Stage Listings
Reviewed by Robert Avila, for the San Francisco Bay Guardian
December 12, 2006
Big Pharma, Marsh, 1062 Valencia; 826-5750, 1-800-838-3006, www.themarsh.org, www.brownpapertickets.com. $15-22. Sat, 8pm; Sun, 7pm. Through Dec 11. Paxil, Zoloft, Prozac — all bywords for an age that has internalized social disequilibrium as a personal crisis in mental health, an age that might be called, in playwright-performer Jennifer Berry's apt phrase, the Great Anti-Depression, characterized by the $120 million a year the industry spends on advertising.
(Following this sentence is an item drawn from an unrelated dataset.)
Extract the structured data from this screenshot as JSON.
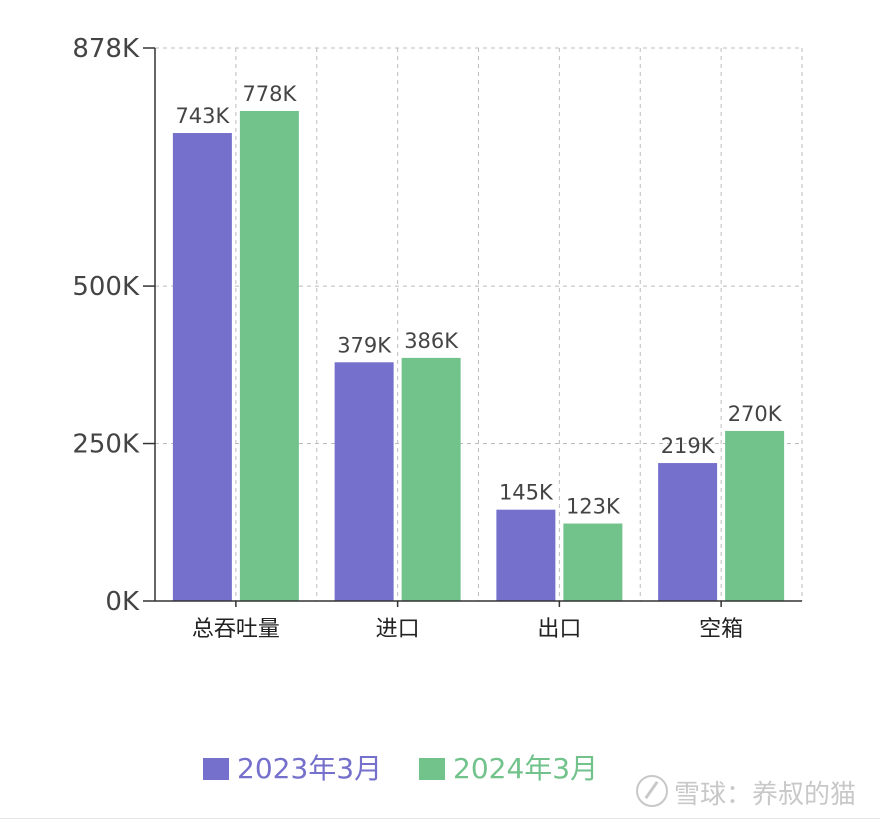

Berry's 75-minute solo show — which ably tacks back and forth between a smug if friendly advertising exec's frank explication of industry strategy and the playwright's own account of a small circle of friends disappearing into medicated stasis — charts the rise of antidepressants and the concomitant fall of a generation of thirtysomething women, the number one target market (followed closely by children) for a pharmaceutical industry pushing a plethora of psychotropic drugs addressing an increasing variety of conditions. In the process (and despite a certain monotony in staging and visuals both dimly illuminated and drearily perfunctory in appearance), Berry and director Heidi Rose Robbins offer up a scathing critique of pharmacological capitulation to real-world problems, forcefully arguing for reclaiming our own distress in the name of true personal and social healing.